Foot Disorders

Calcaneovalgus Foot

Calcaneovalgus foot is generally considered a uterine-packing problem in which the foot is markedly dorsiflexed at birth so the dorsum of the foot sits against the anterior surface of the tibia. The hindfoot is usually in moderate eversion (valgus) as well. Although some flexibility is present with the deformity, there is resistance to full motion, and most cases do not allow ankle plantar flexion beyond a right angle.

Despite its dramatic appearance, calcaneovalgus foot corrects spontaneously within 2–3 months. Although some orthopedists brace or apply serial casts and many recommend stretching exercises, all true calcaneovalgus feet resolve without treatment.

Congenital Vertical Talus

Calcaneovalgus foot must be differentiated from a much rarer condition known as congenital vertical talus (congenital rocker-bottom foot, congenital complex pes valgus). In this deformity, although the foot appears to lie against the anterior tibia, the hindfoot is actually plantar flexed because of contracture of the posterior calf muscles. To accommodate plantarflexion of the hindfoot and dorsiflexion of the forefoot, the midfoot joints (talonavicular and calcaneocuboid joints) must subluxate or dislocate dorsally.

Congenital vertical talus often accompanies genetic disorders, syndromes such as arthrogryposis, or neuromuscular disorders such as spina bifida. It is occasionally found in otherwise normal infants, however. Treatment is usually surgical, and casting does not resolve the disorder.

Cavus Foot

Cavus foot is a foot with an abnormally high arch. Although it is difficult to ascribe a particular threshold of arching beyond which treatment is necessary, most deformities are dramatic enough to make diagnosis straightforward

Cavus foot frequently accompanies hindfoot varus deformity (cavovarus foot), and there may be clawing of the toes and demonstrable weakness of ankle or foot muscles. In addition, calluses beneath the metatarsal heads and heel skin are common.

Clinical Findings

One of the most common symptoms of cavus foot is anterior ankle pain, sometimes associated with toe walking. This paradoxical situation occurs because of the pathologic anatomy of the cavus foot. The forefoot is severely plantar flexed on the hindfoot, requiring marked ankle dorsiflexion to compensate. When the cavus becomes too severe, ankle dorsiflexion is blocked, leading to anterior ankle impingement and pain. The inability to dorsiflex further compromises forefoot clearance, and, eventually, only the metatarsals can contact the floor. This can be misinterpreted as ankle plantarflexion contracture, leading to unnecessary (and possibly harmful) heel cord release.

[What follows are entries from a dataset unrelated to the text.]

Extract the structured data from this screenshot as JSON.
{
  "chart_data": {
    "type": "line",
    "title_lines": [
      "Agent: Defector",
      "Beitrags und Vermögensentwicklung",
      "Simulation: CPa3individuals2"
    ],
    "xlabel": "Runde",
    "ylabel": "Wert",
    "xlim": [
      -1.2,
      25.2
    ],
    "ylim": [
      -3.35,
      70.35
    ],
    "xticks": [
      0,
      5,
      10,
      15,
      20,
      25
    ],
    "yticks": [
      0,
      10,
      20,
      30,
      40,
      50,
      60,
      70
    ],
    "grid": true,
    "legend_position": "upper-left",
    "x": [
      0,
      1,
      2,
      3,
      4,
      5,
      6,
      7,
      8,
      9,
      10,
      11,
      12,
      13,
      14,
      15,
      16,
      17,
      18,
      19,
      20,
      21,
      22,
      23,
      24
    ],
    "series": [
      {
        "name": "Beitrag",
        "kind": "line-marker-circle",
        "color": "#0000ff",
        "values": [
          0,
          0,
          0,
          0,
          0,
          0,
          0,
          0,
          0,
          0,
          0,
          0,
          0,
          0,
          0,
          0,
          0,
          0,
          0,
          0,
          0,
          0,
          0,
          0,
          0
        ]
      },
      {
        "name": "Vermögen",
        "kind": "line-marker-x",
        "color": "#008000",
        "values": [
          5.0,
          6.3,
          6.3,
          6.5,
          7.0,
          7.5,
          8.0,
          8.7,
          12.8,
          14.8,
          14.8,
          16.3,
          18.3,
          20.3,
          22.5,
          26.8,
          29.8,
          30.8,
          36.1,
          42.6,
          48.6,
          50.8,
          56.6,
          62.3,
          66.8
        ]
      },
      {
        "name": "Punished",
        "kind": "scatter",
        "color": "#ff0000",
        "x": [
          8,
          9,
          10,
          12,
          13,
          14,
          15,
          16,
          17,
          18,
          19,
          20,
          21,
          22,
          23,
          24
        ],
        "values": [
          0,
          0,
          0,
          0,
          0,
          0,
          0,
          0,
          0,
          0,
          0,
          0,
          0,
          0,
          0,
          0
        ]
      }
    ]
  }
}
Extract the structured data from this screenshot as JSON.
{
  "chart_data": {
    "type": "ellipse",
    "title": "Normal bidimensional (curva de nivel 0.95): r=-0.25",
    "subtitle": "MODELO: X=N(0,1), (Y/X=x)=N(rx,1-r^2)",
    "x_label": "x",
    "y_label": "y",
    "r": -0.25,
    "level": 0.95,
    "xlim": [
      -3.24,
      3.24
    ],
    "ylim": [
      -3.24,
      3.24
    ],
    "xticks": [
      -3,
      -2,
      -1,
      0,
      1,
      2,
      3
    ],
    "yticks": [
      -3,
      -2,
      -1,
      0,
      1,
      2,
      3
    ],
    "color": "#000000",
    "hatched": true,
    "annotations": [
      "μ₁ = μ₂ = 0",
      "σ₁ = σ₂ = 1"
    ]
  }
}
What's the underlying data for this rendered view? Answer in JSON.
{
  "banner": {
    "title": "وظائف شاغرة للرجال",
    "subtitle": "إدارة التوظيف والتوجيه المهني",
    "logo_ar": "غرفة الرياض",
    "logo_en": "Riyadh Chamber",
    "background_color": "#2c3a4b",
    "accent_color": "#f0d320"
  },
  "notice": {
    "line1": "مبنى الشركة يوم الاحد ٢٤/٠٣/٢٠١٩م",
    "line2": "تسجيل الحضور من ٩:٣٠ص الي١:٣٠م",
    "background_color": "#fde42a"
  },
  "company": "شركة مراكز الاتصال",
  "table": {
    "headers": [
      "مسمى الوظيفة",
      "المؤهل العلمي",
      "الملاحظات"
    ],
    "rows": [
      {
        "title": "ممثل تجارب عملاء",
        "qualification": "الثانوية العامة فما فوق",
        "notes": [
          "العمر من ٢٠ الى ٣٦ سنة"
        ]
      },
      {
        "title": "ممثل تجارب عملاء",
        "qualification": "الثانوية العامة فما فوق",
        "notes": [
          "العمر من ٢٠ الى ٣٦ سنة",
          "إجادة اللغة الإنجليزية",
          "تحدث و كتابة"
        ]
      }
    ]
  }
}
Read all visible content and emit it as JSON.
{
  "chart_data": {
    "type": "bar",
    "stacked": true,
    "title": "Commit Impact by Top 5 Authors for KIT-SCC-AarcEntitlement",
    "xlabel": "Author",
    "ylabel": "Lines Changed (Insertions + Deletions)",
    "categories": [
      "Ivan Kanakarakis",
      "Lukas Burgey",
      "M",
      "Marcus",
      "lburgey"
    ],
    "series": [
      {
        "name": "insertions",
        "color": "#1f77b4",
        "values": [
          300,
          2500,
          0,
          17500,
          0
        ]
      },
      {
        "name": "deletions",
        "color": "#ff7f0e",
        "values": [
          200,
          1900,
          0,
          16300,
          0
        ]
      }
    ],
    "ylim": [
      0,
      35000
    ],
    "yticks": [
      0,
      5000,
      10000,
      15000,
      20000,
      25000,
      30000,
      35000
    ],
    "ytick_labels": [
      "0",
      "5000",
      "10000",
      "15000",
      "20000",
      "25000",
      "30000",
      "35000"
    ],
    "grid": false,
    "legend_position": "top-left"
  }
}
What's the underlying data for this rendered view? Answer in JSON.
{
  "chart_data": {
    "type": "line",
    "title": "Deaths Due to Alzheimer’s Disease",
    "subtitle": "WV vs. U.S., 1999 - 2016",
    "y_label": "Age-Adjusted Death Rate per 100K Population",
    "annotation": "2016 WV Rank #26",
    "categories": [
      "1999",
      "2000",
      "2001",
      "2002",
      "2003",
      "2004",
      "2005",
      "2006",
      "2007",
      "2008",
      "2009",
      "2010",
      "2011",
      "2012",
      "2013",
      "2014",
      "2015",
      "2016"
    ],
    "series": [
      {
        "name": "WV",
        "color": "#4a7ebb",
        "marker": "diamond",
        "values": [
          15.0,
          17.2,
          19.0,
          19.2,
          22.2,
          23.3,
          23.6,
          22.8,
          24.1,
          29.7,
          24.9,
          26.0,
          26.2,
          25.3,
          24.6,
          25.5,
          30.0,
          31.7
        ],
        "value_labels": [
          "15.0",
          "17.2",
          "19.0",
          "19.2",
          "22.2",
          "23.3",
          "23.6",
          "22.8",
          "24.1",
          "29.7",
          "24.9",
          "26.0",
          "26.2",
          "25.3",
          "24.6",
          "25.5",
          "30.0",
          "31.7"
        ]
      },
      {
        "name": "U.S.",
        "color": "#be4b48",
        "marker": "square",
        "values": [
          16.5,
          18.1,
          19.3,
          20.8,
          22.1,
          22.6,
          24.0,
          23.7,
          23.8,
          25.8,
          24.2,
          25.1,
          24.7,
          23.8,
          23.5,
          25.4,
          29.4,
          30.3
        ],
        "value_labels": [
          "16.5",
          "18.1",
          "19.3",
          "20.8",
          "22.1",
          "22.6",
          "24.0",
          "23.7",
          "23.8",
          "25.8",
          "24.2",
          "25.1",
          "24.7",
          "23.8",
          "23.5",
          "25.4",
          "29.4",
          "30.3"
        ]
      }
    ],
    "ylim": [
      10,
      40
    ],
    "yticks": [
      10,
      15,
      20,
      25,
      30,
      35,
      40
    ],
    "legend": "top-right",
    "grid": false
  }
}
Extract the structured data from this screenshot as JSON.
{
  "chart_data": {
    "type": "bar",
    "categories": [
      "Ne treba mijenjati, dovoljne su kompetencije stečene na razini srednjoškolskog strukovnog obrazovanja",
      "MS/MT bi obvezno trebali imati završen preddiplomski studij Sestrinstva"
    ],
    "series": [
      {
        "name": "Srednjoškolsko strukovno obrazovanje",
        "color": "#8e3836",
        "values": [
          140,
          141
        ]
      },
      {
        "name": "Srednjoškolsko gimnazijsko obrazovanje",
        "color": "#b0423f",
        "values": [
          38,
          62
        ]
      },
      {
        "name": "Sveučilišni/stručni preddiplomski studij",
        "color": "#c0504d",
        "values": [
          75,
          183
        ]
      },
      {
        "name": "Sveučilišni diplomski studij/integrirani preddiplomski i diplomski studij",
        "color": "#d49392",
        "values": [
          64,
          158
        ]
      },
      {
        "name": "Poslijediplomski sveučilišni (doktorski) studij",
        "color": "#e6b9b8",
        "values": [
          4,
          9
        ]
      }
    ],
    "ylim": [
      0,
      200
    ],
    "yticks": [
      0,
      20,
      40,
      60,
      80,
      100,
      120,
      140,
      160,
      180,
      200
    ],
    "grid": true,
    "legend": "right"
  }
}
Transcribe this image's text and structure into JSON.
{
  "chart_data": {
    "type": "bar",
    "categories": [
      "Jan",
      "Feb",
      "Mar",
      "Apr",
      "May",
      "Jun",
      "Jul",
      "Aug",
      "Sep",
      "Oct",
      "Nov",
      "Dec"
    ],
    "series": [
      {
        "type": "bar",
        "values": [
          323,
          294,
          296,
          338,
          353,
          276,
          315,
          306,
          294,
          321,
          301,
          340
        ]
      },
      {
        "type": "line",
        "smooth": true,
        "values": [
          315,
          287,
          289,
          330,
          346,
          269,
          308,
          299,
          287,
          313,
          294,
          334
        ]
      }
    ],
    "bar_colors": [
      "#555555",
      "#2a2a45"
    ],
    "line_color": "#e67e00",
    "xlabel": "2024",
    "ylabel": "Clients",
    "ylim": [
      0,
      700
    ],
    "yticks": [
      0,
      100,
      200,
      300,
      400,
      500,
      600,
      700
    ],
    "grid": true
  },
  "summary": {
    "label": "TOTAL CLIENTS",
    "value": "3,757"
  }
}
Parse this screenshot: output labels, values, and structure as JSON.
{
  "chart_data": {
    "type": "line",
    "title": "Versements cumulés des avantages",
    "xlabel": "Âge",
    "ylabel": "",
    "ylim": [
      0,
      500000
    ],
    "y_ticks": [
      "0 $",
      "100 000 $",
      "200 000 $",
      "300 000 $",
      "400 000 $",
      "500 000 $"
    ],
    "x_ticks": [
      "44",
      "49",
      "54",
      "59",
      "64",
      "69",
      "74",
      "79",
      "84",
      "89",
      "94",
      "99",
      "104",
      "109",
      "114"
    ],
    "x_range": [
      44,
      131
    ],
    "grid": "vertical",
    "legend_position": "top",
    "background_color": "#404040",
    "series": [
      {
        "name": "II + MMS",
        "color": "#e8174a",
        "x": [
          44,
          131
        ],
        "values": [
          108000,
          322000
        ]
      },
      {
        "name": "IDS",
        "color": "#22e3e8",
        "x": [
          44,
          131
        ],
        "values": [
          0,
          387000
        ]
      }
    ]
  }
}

The cause of cavus foot is usually muscle imbalance in a growing foot. Thus, cavus is rarely found in early childhood but is fairly frequent after 8–10 years of age. Although intrinsic muscle weakness is a major cause of cavus foot, weakness of the peroneal or anterior tibialis muscles is also implicated. Cavus foot is rarely found in the absence of an underlying neuromuscular condition.

Cavus foot is a marker for neuromuscular disease. Diagnosis requires a thorough search for the underlying cause and may require neurologic consultation, spinal MRI, and electromyographic (EMG) studies. Table 11–6 lists common neuromuscular causes of cavus foot.

Table 11–6. Common Neuromuscular Causes of Cavus Foot.

Cerebral palsy
Charcot-Marie-Tooth disease
Compartment syndrome
Friedrich ataxia
Muscular dystrophy
Spinal cord tumor
Spinal dysraphism (spina bifida)


Conservative treatment of cavus foot includes accommodation by shoe modifications or inserts. These modalities do not actually correct the condition; severe deformity requires surgical correction by tendon transfers to restore muscle balance, by midfoot osteotomy to correct bony deformity, or by triple arthrodesis (hindfoot fusion in a corrected position).